You see, I have come to believe that our minds and our bodies work together to protect us in mysterious ways that our conscious selves are not aware of.  And I believe that this instinct is so strong that it even has the power to override our conscious mind, sometimes keeping us from the things we want most because at some level we have learned (whether rightly or wrongly) that it is not safe. 

I was sexually abused when I was 3 years old. Too young to have any idea what was going on, but old enough to take away from the experience that it was somehow my fault.  Old enough to feel shame about my body, shame that turned to loathing.  When puberty started, I honestly thought I was becoming deformed as a punishment for who I was and the evil I was trying to hide inside of me.  (It was not until I read about female genital mutilation that I realized for the very first time that what was happening to my body was normal and healthy even.)

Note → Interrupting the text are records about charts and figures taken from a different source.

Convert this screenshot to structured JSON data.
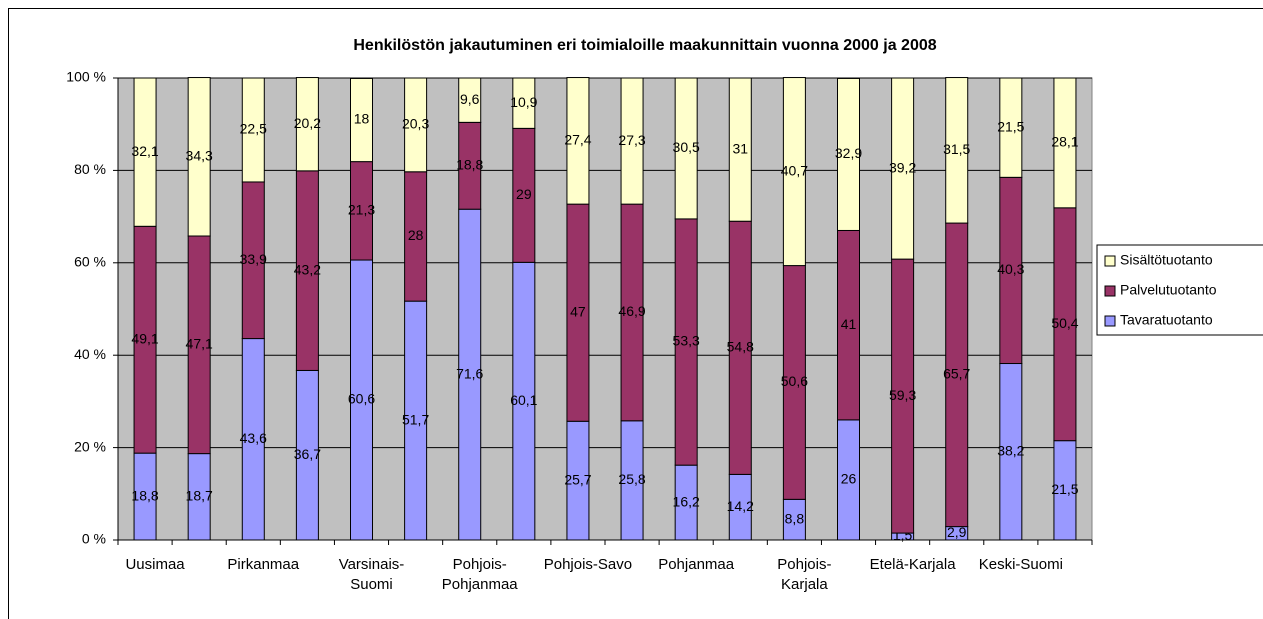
{
  "chart_data": {
    "type": "stacked_bar",
    "title": "Henkilöstön jakautuminen eri toimialoille maakunnittain vuonna 2000 ja 2008",
    "categories": [
      "Uusimaa",
      null,
      "Pirkanmaa",
      null,
      "Varsinais-Suomi",
      null,
      "Pohjois-Pohjanmaa",
      null,
      "Pohjois-Savo",
      null,
      "Pohjanmaa",
      null,
      "Pohjois-Karjala",
      null,
      "Etelä-Karjala",
      null,
      "Keski-Suomi",
      null
    ],
    "series": [
      {
        "name": "Tavaratuotanto",
        "color": "#9999ff",
        "values": [
          18.8,
          18.7,
          43.6,
          36.7,
          60.6,
          51.7,
          71.6,
          60.1,
          25.7,
          25.8,
          16.2,
          14.2,
          8.8,
          26,
          1.5,
          2.9,
          38.2,
          21.5
        ],
        "value_labels": [
          "18,8",
          "18,7",
          "43,6",
          "36,7",
          "60,6",
          "51,7",
          "71,6",
          "60,1",
          "25,7",
          "25,8",
          "16,2",
          "14,2",
          "8,8",
          "26",
          "1,5",
          "2,9",
          "38,2",
          "21,5"
        ]
      },
      {
        "name": "Palvelutuotanto",
        "color": "#993366",
        "values": [
          49.1,
          47.1,
          33.9,
          43.2,
          21.3,
          28,
          18.8,
          29,
          47,
          46.9,
          53.3,
          54.8,
          50.6,
          41,
          59.3,
          65.7,
          40.3,
          50.4
        ],
        "value_labels": [
          "49,1",
          "47,1",
          "33,9",
          "43,2",
          "21,3",
          "28",
          "18,8",
          "29",
          "47",
          "46,9",
          "53,3",
          "54,8",
          "50,6",
          "41",
          "59,3",
          "65,7",
          "40,3",
          "50,4"
        ]
      },
      {
        "name": "Sisältötuotanto",
        "color": "#ffffcc",
        "values": [
          32.1,
          34.3,
          22.5,
          20.2,
          18,
          20.3,
          9.6,
          10.9,
          27.4,
          27.3,
          30.5,
          31,
          40.7,
          32.9,
          39.2,
          31.5,
          21.5,
          28.1
        ],
        "value_labels": [
          "32,1",
          "34,3",
          "22,5",
          "20,2",
          "18",
          "20,3",
          "9,6",
          "10,9",
          "27,4",
          "27,3",
          "30,5",
          "31",
          "40,7",
          "32,9",
          "39,2",
          "31,5",
          "21,5",
          "28,1"
        ]
      }
    ],
    "ylim": [
      0,
      100
    ],
    "yticks": [
      {
        "value": 0,
        "label": "0 %"
      },
      {
        "value": 20,
        "label": "20 %"
      },
      {
        "value": 40,
        "label": "40 %"
      },
      {
        "value": 60,
        "label": "60 %"
      },
      {
        "value": 80,
        "label": "80 %"
      },
      {
        "value": 100,
        "label": "100 %"
      }
    ],
    "grid": true,
    "legend": "right"
  }
}
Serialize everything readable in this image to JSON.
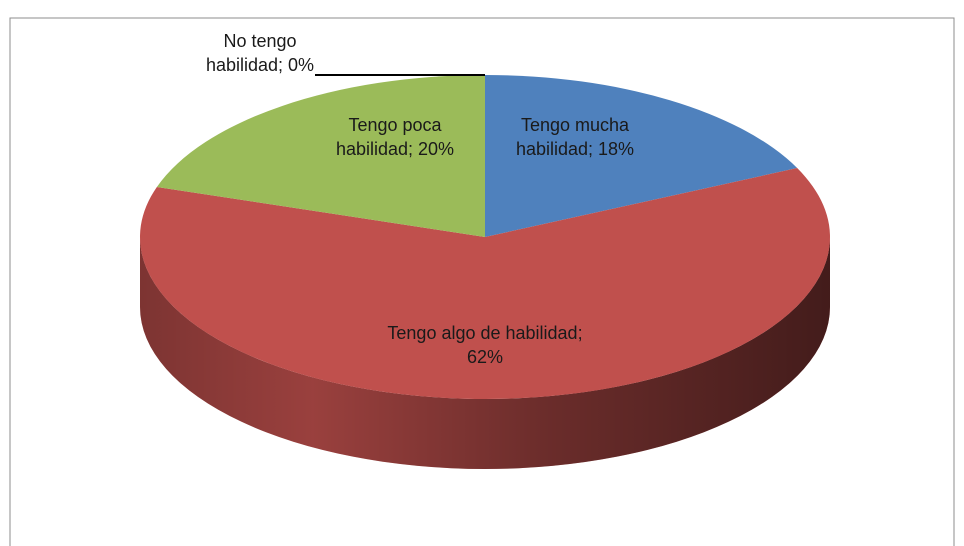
{
  "chart_data": {
    "type": "pie",
    "values": [
      18,
      62,
      20,
      0
    ],
    "value_labels": [
      "Tengo mucha habilidad; 18%",
      "Tengo algo de habilidad; 62%",
      "Tengo poca habilidad; 20%",
      "No tengo habilidad; 0%"
    ],
    "colors": [
      "#4f81bd",
      "#c0504d",
      "#9bbb59",
      "#8064a2"
    ],
    "3d": true
  }
}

And as I grew up, everything around me seemed to echo the same despairing message: “you can only be loved if you are beautiful, but being beautiful isn’t safe because if you are beautiful you will receive more of the disgusting, shameful notice that you already brought on yourself.” So there was this war within myself – a deep hatred of my body for NOT being beautiful enough, but also profound fear of any beauty that did try to express itself within me.  

Do I think that my story is unique?  Oh how I wish it were!  But my work advocating for victims of abuse has opened my eyes to how very many of my sisters have a similar story.  For me, my internal war nearly cost me my life as I battled anorexia for over a decade.  And though I believe that war has been won, it is the kind of struggle that you never really stop having to fight.  And I know that I am not alone in that battle, either.  

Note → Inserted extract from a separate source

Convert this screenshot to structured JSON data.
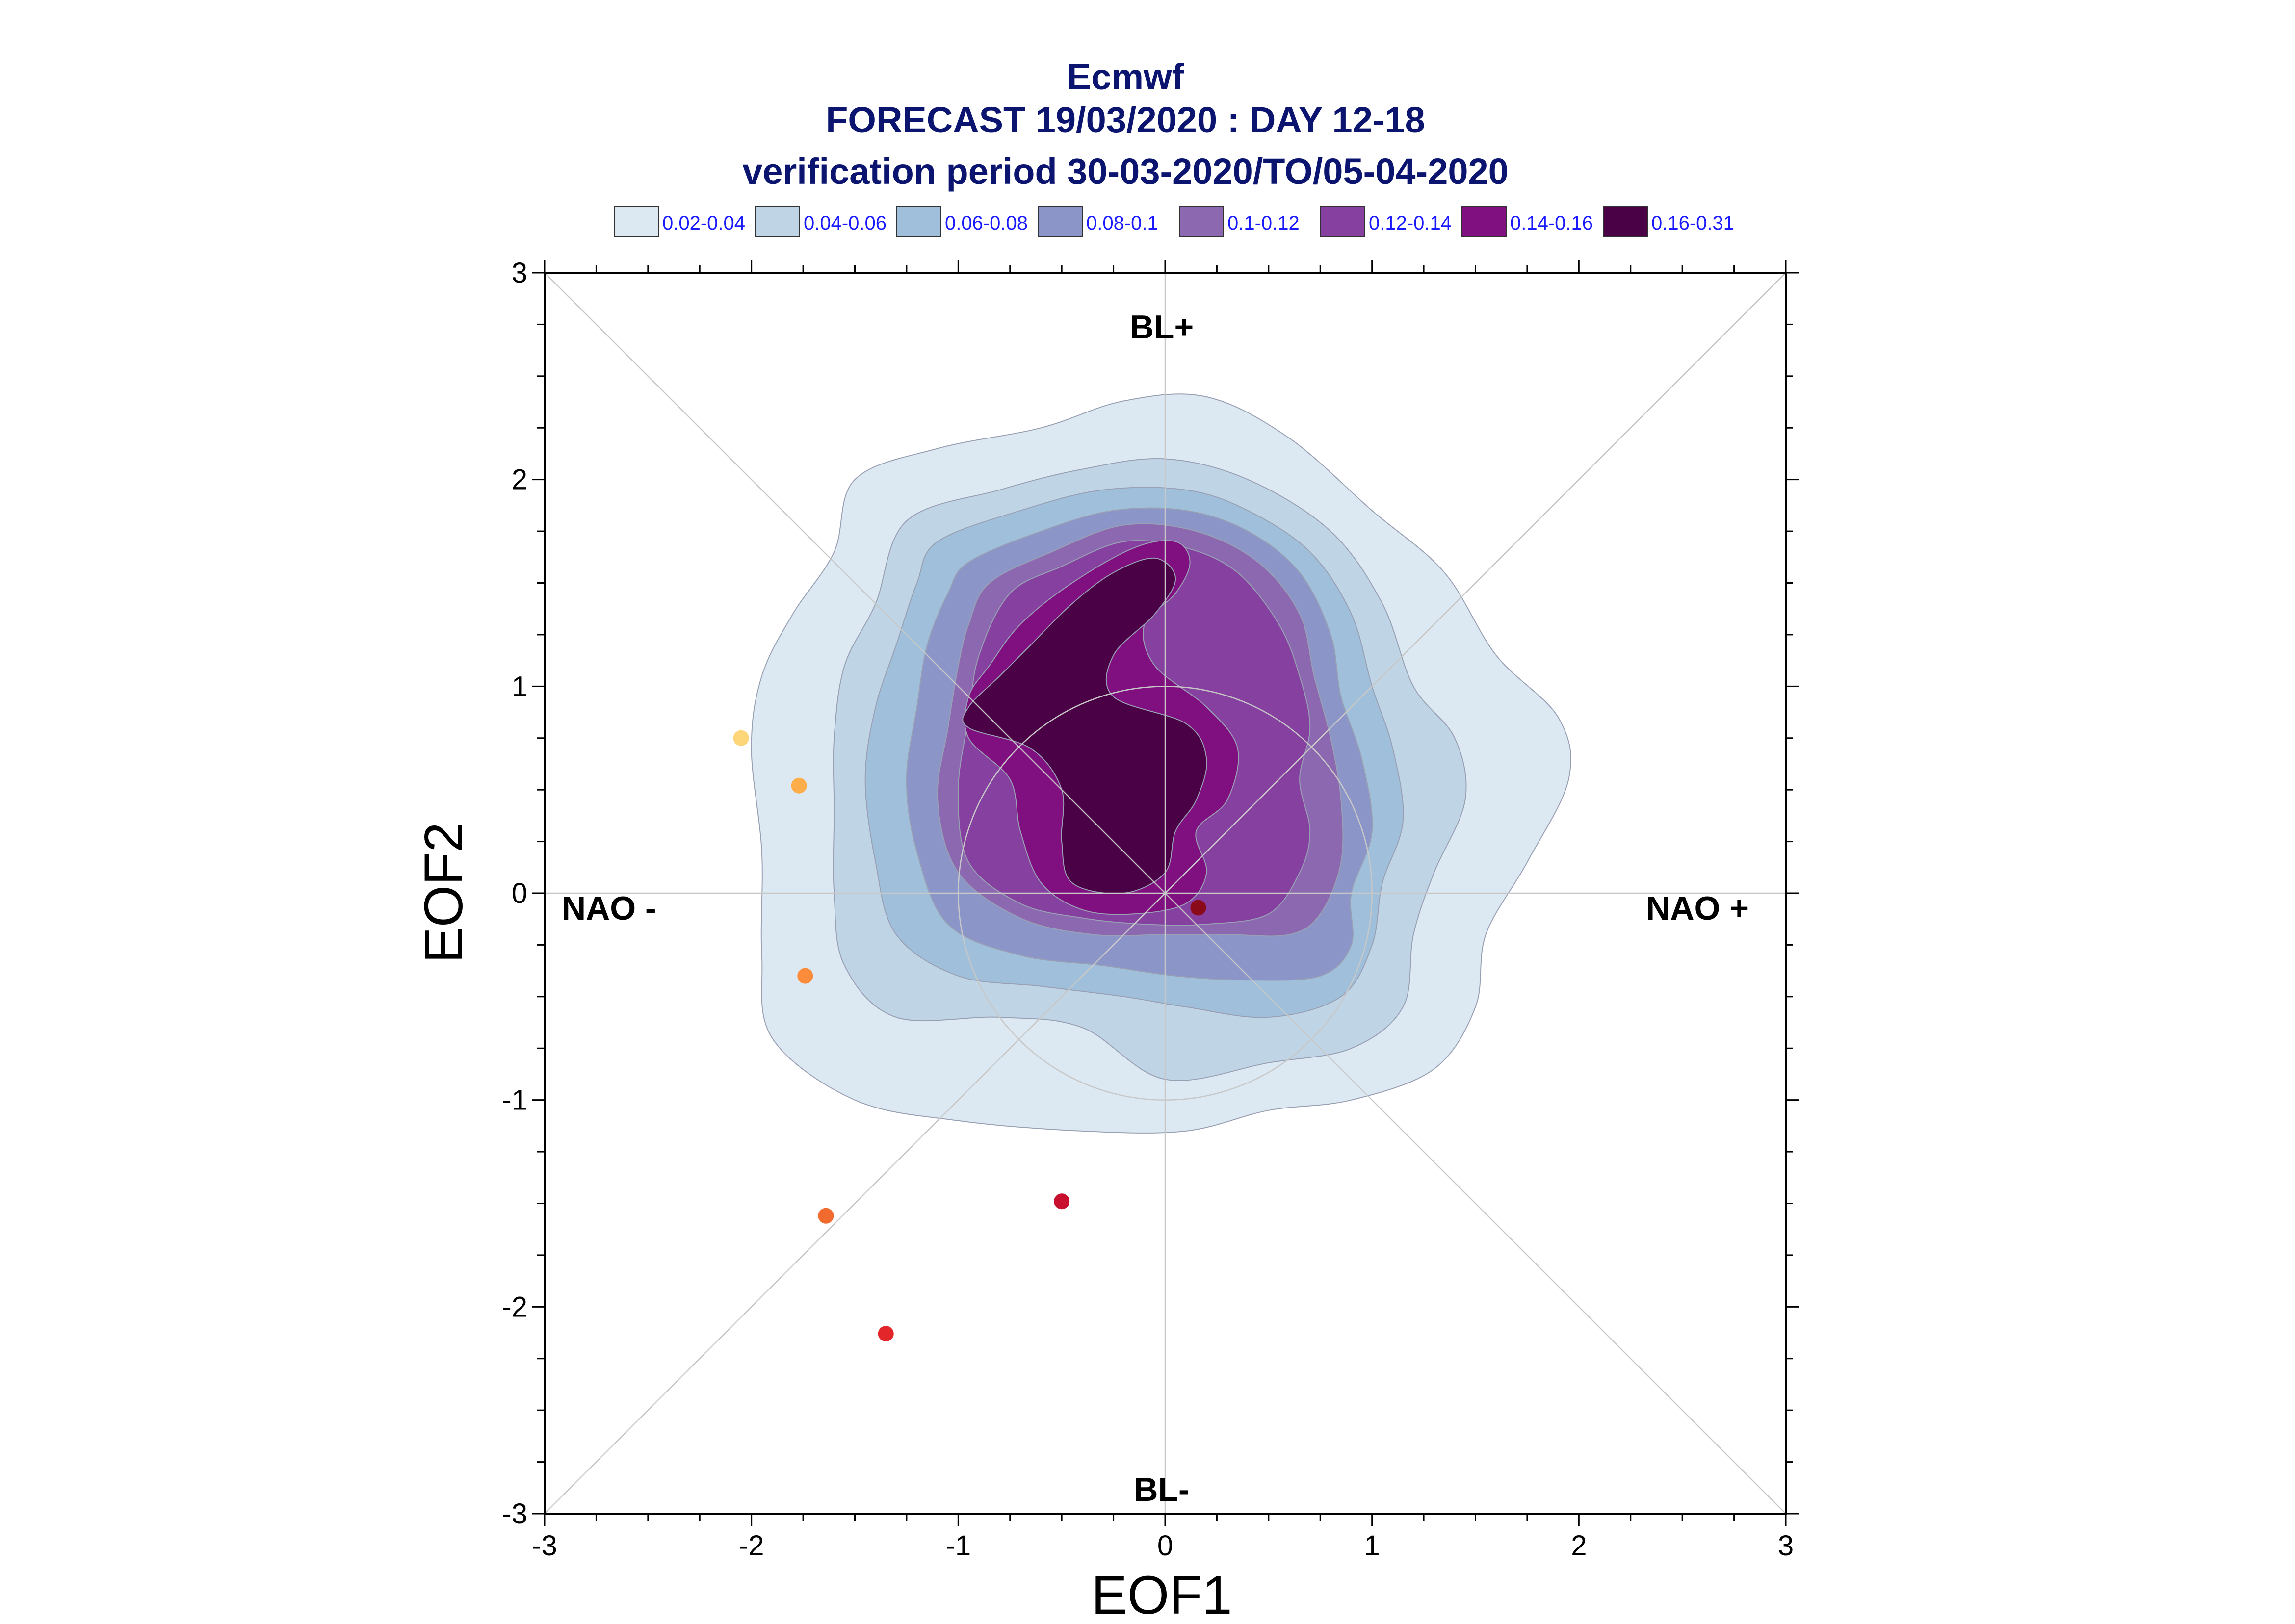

This world has such a strange message for women. Between the assumption that we all exist in a state of perpetual competition, the complicated hierarchies we create in our minds categorizing who is most beautiful, most successful, most popular, etc. – and how to move up those ranks – the elaborate masks we create to hide behind, and the gnawing fear that the truth about how insufficient we are will be found out… honestly, it is a wonder any of us manage healthy female friendships at all.  But there is one thing that I know for certain.  If we were to speak love, support, and truth into one another’s lives in precisely those places we ourselves are most vulnerable, instead of secretly comparing and competing and viewing another’s beauty and success as a threat, we would have the power to effect deep healing.  Because it is not until we can both love ourselves and feel safe being our full, authentic self around others that our internal wars can end and we can embrace and even celebrate the beauty that is inside us.  And on the outside of us.  

I think the message behind the Ugly Duckling story needs a closer look.  So often it is understood to be saying that true beauty is within us all along, we just need to give ourselves time to grow into it.  But I believe we can only see the beauty within ourselves when others who are not threatened by that beauty – because they are so centered in their own uniquely beautiful identity – teach us to see it.  The Ugly Duckling saw in the swans a beauty that made his heart ache with longing to be part of it.  That is the true beauty of the swans, and of anything truly Beautiful.  That it draws out the beauty of others.  Imagine what a beautiful world we women could create if we could step into our true identities as uniquely created beautiful swans.  If we could welcome the Ugly Ducklings to our pond and teach them how to see the beauty of their own reflection in the waters.

That is my heart for this space, a place to look into the water together and speak the truth that we are ALL beautiful swans. Because, dear friends, no matter where you are at in your journey you are beautiful.  And it is SAFE to be so here.